Les attentes des investisseurs ont changé au dernier trimestre de 1981. De début octobre 1981 à fin juillet 1982, le rendement à long terme des bons du Trésor américain a baissé de 200 points de base. Le principal moteur du changement de sentiment a été la baisse rapide de l’inflation ainsi que la crédibilité avérée de la FED pour la combattre.

Les investisseurs restaient prudents et cela s’est matérialisé par le niveau élevé des taux d’intérêt. Le marché obligataire haussier a commencé en raison des risques de turbulences financières. De nombreux investisseurs ont accumulé les bons du Trésor américain et l’or au milieu de la crise internationale de la dette. Ils ont totalement ignoré les signaux défavorables tels que la volonté de la FED de commencer à assouplir les conditions monétaires (à cause de la crise financière) et les déficits publics.

Comme en 1921 et 1932, le marché des obligations d’État a atteint un creux en octobre 1981 avant le marché des obligations d’entreprise en février 1982. 1949 apparaît donc comme une anomalie en raison de la politique de plafonnement des obligations d’État de la FED.

Conclusion

Pour évaluer si la stabilité des prix est durable, les investisseurs doivent se poser les questions suivantes :

• Faibles inventaires ?

• Demande croissante de produits lorsque les prix diminuent ?

• Les producteurs vendent-ils en dessous du prix de revient ?

La reprise des actions a suivi la reprise des obligations d’État de 7 mois en 1932, de 14 mois en 1921 et 1949, de 11 mois en 1982. Pendant ce délai, le DJIA a chuté respectivement de 46 %, 23 %, 14 % et 6 %.

La reprise des actions a suivi la reprise des obligations d’entreprises d’un mois en 1932, de 2 mois en 1921, de 15 à 17 mois en 1949 et de 5 mois en 1982.

La baisse du taux des fonds FED a précédé le point bas des marchés boursiers de 3 mois en 1921 et 1949, et de 11 mois en 1982. Dans les 3 occasions, la DGIA a baissé de moins de 20 % avant d’atteindre le creux. En 1929, c’était une tout autre histoire. La FED a assoupli les conditions monétaires mais le marché baissier en était à ses balbutiements.

La reprise économique et la reprise boursière coïncident à peu près. La reprise du secteur automobile précède la reprise du marché des actions.

Les creux du marché baissier se caractérisent par une offre croissante de bonnes nouvelles.
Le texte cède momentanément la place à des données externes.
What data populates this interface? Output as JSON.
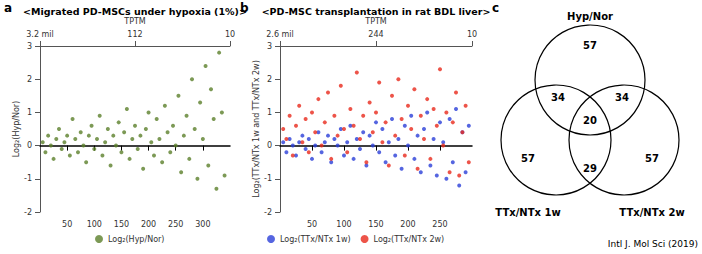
{
  "chart_data": [
    {
      "type": "scatter",
      "panel": "a",
      "title": "<Migrated PD-MSCs under hypoxia (1%)>",
      "x2label": "TPTM",
      "x2ticks": [
        {
          "value": 0,
          "label": "3.2 mil"
        },
        {
          "value": 175,
          "label": "112"
        },
        {
          "value": 350,
          "label": "10"
        }
      ],
      "ylabel": "Log₂(Hyp/Nor)",
      "xlim": [
        0,
        350
      ],
      "xticks": [
        50,
        100,
        150,
        200,
        250,
        300
      ],
      "ylim": [
        -2,
        3
      ],
      "yticks": [
        -2,
        -1,
        0,
        1,
        2,
        3
      ],
      "marker": "circle",
      "legend": "bottom",
      "x": [
        5,
        10,
        15,
        20,
        25,
        30,
        35,
        40,
        45,
        50,
        55,
        60,
        65,
        70,
        75,
        80,
        85,
        90,
        95,
        100,
        105,
        110,
        115,
        120,
        125,
        130,
        135,
        140,
        145,
        150,
        155,
        160,
        165,
        170,
        175,
        180,
        185,
        190,
        195,
        200,
        205,
        210,
        215,
        220,
        225,
        230,
        235,
        240,
        245,
        250,
        255,
        260,
        265,
        270,
        275,
        280,
        285,
        290,
        295,
        300,
        305,
        310,
        315,
        320,
        325,
        330,
        335,
        340
      ],
      "series": [
        {
          "name": "Log₂(Hyp/Nor)",
          "color": "#5b7f2b",
          "values": [
            0.1,
            -0.2,
            0.3,
            0.0,
            -0.4,
            0.2,
            0.5,
            -0.1,
            0.1,
            0.3,
            -0.3,
            0.8,
            0.2,
            -0.2,
            0.4,
            0.0,
            -0.5,
            0.3,
            0.6,
            -0.1,
            0.2,
            0.9,
            -0.3,
            0.1,
            0.5,
            -0.6,
            0.3,
            0.0,
            0.7,
            -0.2,
            0.4,
            1.1,
            -0.4,
            0.2,
            0.6,
            -0.1,
            0.3,
            -0.7,
            0.5,
            1.0,
            0.1,
            -0.3,
            0.8,
            0.2,
            -0.5,
            1.2,
            0.4,
            -0.2,
            0.6,
            0.0,
            1.5,
            -0.8,
            0.3,
            0.9,
            -0.4,
            2.0,
            0.5,
            -1.0,
            1.3,
            0.2,
            2.4,
            -0.6,
            1.7,
            0.8,
            -1.3,
            2.8,
            1.0,
            -0.9
          ]
        }
      ]
    },
    {
      "type": "scatter",
      "panel": "b",
      "title": "<PD-MSC transplantation in rat BDL liver>",
      "x2label": "TPTM",
      "x2ticks": [
        {
          "value": 0,
          "label": "2.6 mil"
        },
        {
          "value": 150,
          "label": "244"
        },
        {
          "value": 300,
          "label": "10"
        }
      ],
      "ylabel": "Log₂(TTx/NTx 1w and TTx/NTx 2w)",
      "xlim": [
        0,
        300
      ],
      "xticks": [
        50,
        100,
        150,
        200,
        250
      ],
      "ylim": [
        -2,
        3
      ],
      "yticks": [
        -2,
        -1,
        0,
        1,
        2,
        3
      ],
      "marker": "circle",
      "legend": "bottom",
      "x": [
        5,
        10,
        15,
        20,
        25,
        30,
        35,
        40,
        45,
        50,
        55,
        60,
        65,
        70,
        75,
        80,
        85,
        90,
        95,
        100,
        105,
        110,
        115,
        120,
        125,
        130,
        135,
        140,
        145,
        150,
        155,
        160,
        165,
        170,
        175,
        180,
        185,
        190,
        195,
        200,
        205,
        210,
        215,
        220,
        225,
        230,
        235,
        240,
        245,
        250,
        255,
        260,
        265,
        270,
        275,
        280,
        285,
        290,
        295
      ],
      "series": [
        {
          "name": "Log₂(TTx/NTx 1w)",
          "color": "#2b3fd8",
          "values": [
            0.1,
            -0.2,
            0.2,
            0.0,
            -0.3,
            0.1,
            0.3,
            -0.1,
            0.2,
            -0.4,
            0.0,
            0.4,
            -0.2,
            0.1,
            0.3,
            -0.5,
            0.2,
            0.0,
            0.5,
            -0.3,
            0.1,
            0.6,
            -0.4,
            0.2,
            -0.1,
            0.4,
            -0.6,
            0.3,
            0.0,
            0.7,
            -0.2,
            0.5,
            -0.5,
            0.1,
            0.8,
            -0.3,
            0.2,
            -0.7,
            0.6,
            0.0,
            0.9,
            -0.4,
            0.3,
            -0.8,
            0.5,
            1.0,
            -0.6,
            0.2,
            -0.9,
            0.7,
            0.1,
            -1.0,
            0.8,
            -0.5,
            1.1,
            -1.2,
            0.4,
            -0.8,
            0.6
          ]
        },
        {
          "name": "Log₂(TTx/NTx 2w)",
          "color": "#e8291c",
          "values": [
            0.5,
            0.2,
            0.9,
            -0.3,
            0.6,
            1.2,
            0.1,
            0.8,
            -0.2,
            1.0,
            0.4,
            1.4,
            0.0,
            0.7,
            1.6,
            -0.4,
            0.9,
            0.3,
            1.8,
            0.5,
            -0.2,
            1.1,
            0.6,
            2.2,
            0.2,
            0.9,
            -0.5,
            1.3,
            0.4,
            1.0,
            1.9,
            0.1,
            0.7,
            -0.6,
            1.5,
            0.3,
            2.0,
            0.8,
            -0.3,
            1.2,
            0.5,
            1.7,
            -0.7,
            0.9,
            0.2,
            1.4,
            -0.4,
            1.1,
            0.6,
            2.3,
            0.0,
            1.0,
            -0.8,
            0.7,
            1.6,
            -0.9,
            0.4,
            1.2,
            -0.5
          ]
        }
      ]
    },
    {
      "type": "venn",
      "panel": "c",
      "sets": [
        "Hyp/Nor",
        "TTx/NTx 1w",
        "TTx/NTx 2w"
      ],
      "regions": [
        {
          "sets": [
            "Hyp/Nor"
          ],
          "value": 57
        },
        {
          "sets": [
            "Hyp/Nor",
            "TTx/NTx 1w"
          ],
          "value": 34
        },
        {
          "sets": [
            "Hyp/Nor",
            "TTx/NTx 2w"
          ],
          "value": 34
        },
        {
          "sets": [
            "Hyp/Nor",
            "TTx/NTx 1w",
            "TTx/NTx 2w"
          ],
          "value": 20
        },
        {
          "sets": [
            "TTx/NTx 1w"
          ],
          "value": 57
        },
        {
          "sets": [
            "TTx/NTx 1w",
            "TTx/NTx 2w"
          ],
          "value": 29
        },
        {
          "sets": [
            "TTx/NTx 2w"
          ],
          "value": 57
        }
      ]
    }
  ],
  "source": "Intl J. Mol Sci (2019)"
}
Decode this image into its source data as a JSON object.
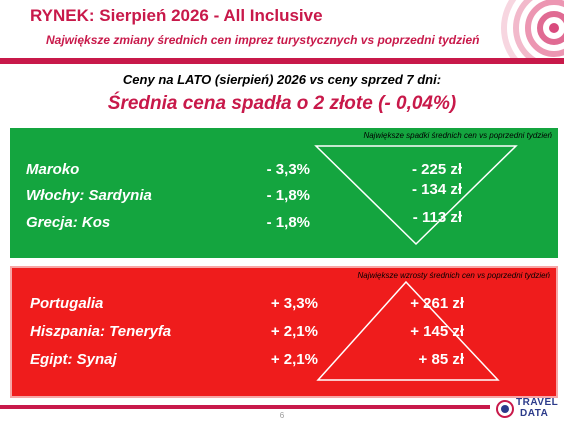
{
  "header": {
    "title": "RYNEK: Sierpień 2026 - All Inclusive",
    "subtitle": "Największe zmiany średnich cen imprez turystycznych vs poprzedni tydzień"
  },
  "intro": "Ceny na LATO (sierpień) 2026 vs ceny sprzed 7 dni:",
  "headline": "Średnia cena spadła o 2 złote (- 0,04%)",
  "decreases": {
    "caption": "Największe spadki średnich cen vs poprzedni tydzień",
    "rows": [
      {
        "name": "Maroko",
        "pct": "- 3,3%",
        "price": "- 225 zł"
      },
      {
        "name": "Włochy: Sardynia",
        "pct": "- 1,8%",
        "price": "- 134 zł"
      },
      {
        "name": "Grecja: Kos",
        "pct": "- 1,8%",
        "price": "- 113 zł"
      }
    ]
  },
  "increases": {
    "caption": "Największe wzrosty średnich cen vs poprzedni tydzień",
    "rows": [
      {
        "name": "Portugalia",
        "pct": "+ 3,3%",
        "price": "+ 261 zł"
      },
      {
        "name": "Hiszpania: Teneryfa",
        "pct": "+ 2,1%",
        "price": "+ 145 zł"
      },
      {
        "name": "Egipt: Synaj",
        "pct": "+ 2,1%",
        "price": "+ 85 zł"
      }
    ]
  },
  "footer": {
    "page_number": "6",
    "logo_top": "TRAVEL",
    "logo_bottom": "DATA"
  },
  "colors": {
    "brand": "#c8194a",
    "decrease_panel": "#14a53f",
    "increase_panel": "#ef1c1c",
    "logo": "#2b3a8a"
  }
}
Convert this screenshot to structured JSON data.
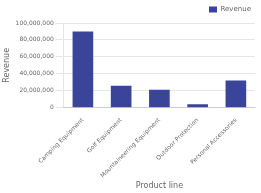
{
  "chart_data": {
    "type": "bar",
    "categories": [
      "Camping Equipment",
      "Golf Equipment",
      "Mountaineering Equipment",
      "Outdoor Protection",
      "Personal Accessories"
    ],
    "series": [
      {
        "name": "Revenue",
        "color": "#3a4599",
        "values": [
          90000000,
          26000000,
          21000000,
          4000000,
          32000000
        ]
      }
    ],
    "xlabel": "Product line",
    "ylabel": "Revenue",
    "ylim": [
      0,
      100000000
    ],
    "yticks": [
      0,
      {
        "value": 20000000,
        "label": "20,000,000"
      },
      {
        "value": 40000000,
        "label": "40,000,000"
      },
      {
        "value": 60000000,
        "label": "60,000,000"
      },
      {
        "value": 80000000,
        "label": "80,000,000"
      },
      {
        "value": 100000000,
        "label": "100,000,000"
      }
    ],
    "grid": true,
    "legend": "upper right"
  }
}
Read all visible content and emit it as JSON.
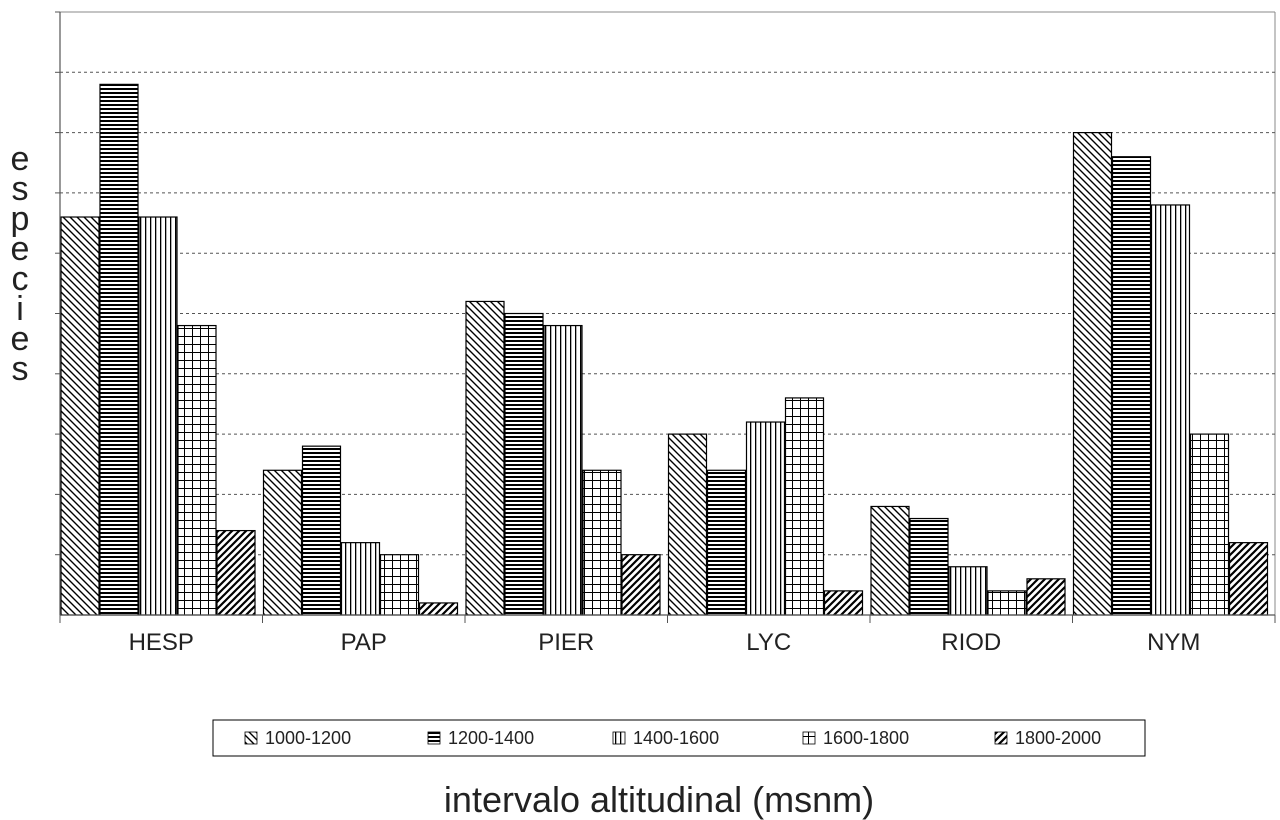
{
  "chart_data": {
    "type": "bar",
    "title": "",
    "xlabel": "intervalo altitudinal (msnm)",
    "ylabel": "especies",
    "categories": [
      "HESP",
      "PAP",
      "PIER",
      "LYC",
      "RIOD",
      "NYM"
    ],
    "ylim": [
      0,
      50
    ],
    "grid": true,
    "legend_position": "bottom",
    "series": [
      {
        "name": "1000-1200",
        "pattern": "diagonal-down",
        "values": [
          33,
          12,
          26,
          15,
          9,
          40
        ]
      },
      {
        "name": "1200-1400",
        "pattern": "horizontal",
        "values": [
          44,
          14,
          25,
          12,
          8,
          38
        ]
      },
      {
        "name": "1400-1600",
        "pattern": "vertical",
        "values": [
          33,
          6,
          24,
          16,
          4,
          34
        ]
      },
      {
        "name": "1600-1800",
        "pattern": "grid",
        "values": [
          24,
          5,
          12,
          18,
          2,
          15
        ]
      },
      {
        "name": "1800-2000",
        "pattern": "diagonal-up",
        "values": [
          7,
          1,
          5,
          2,
          3,
          6
        ]
      }
    ],
    "colors": {
      "bar_stroke": "#000000",
      "grid": "#555555",
      "axis": "#888888"
    }
  }
}
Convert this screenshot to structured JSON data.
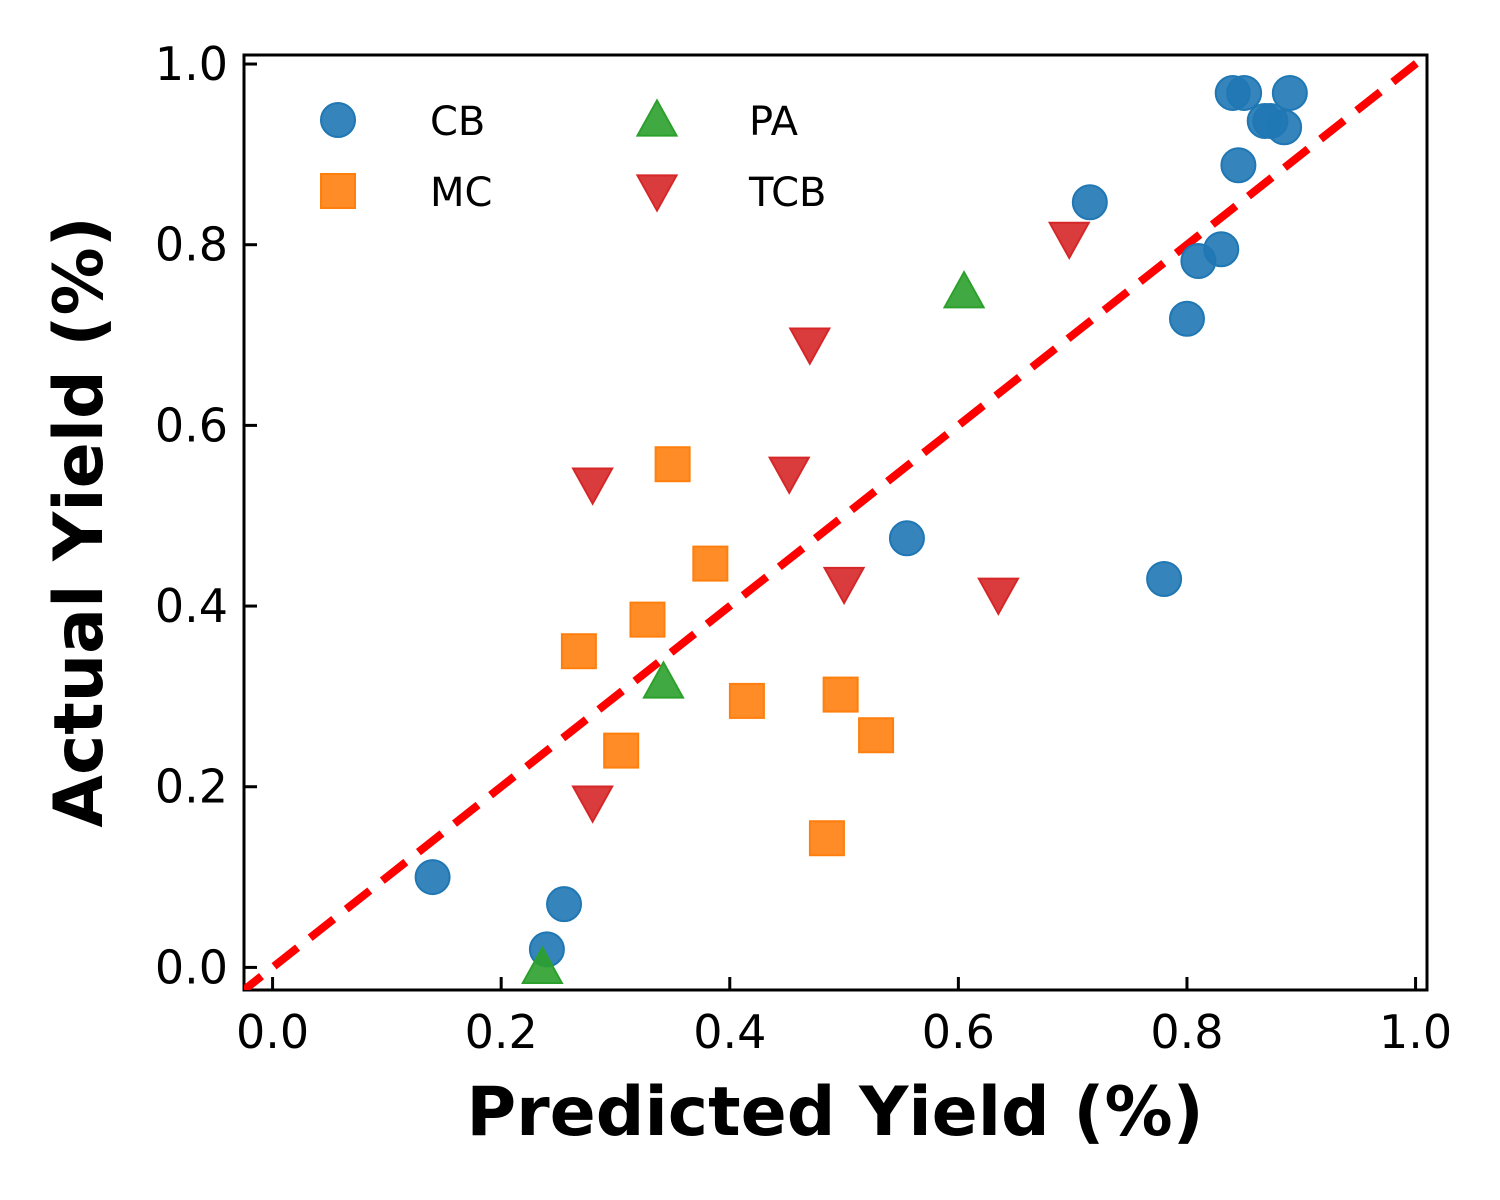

De nombreux commentateurs suggéreront que la détérioration de la situation budgétaire empêchera la reprise économique ou un marché haussier des actions. L’histoire leur a toujours donné tort.

La baisse des bénéfices des entreprises diminuera bien après du creux du marché.

La fin du marché baissier se caractérise par un effondrement final des cours sur de faibles volumes de transactions. La confirmation que la tendance baissière est terminée entraînera une augmentation des volumes à des prix plus élevés après le premier rebond des cours des actions.

Il y aura un grand nombre d’investisseurs individuels qui vendront des actions à découvert au plus bas. Les positions à découvert augmenteront au cours des premières semaines du marché haussier.

En essayant d’identifier un creux du marché baissier, vous devrez répondre à la plupart, sinon à toutes, des questions ci-dessus.

À partir de 2005, et compte tenu de la configuration institutionnelle actuelle, la prochaine perturbation majeure des prix qui entraînera un marché baissier sera probablement inflationniste plutôt que déflationniste.

Quelques choses doivent se produire avant que le marché baissier puisse commencer :

  • Une baisse des taux d’intérêt
  • Les actions doivent chuter en dessous de leur juste valeur, après un épisode de déflation ou plus probablement une poussée de l’inflation
  • Il faudra un marché baissier des obligations
  • Il faudra qu’il y ait une récession

Ce marché baissier prendra probablement fin entre 2009 et 2014.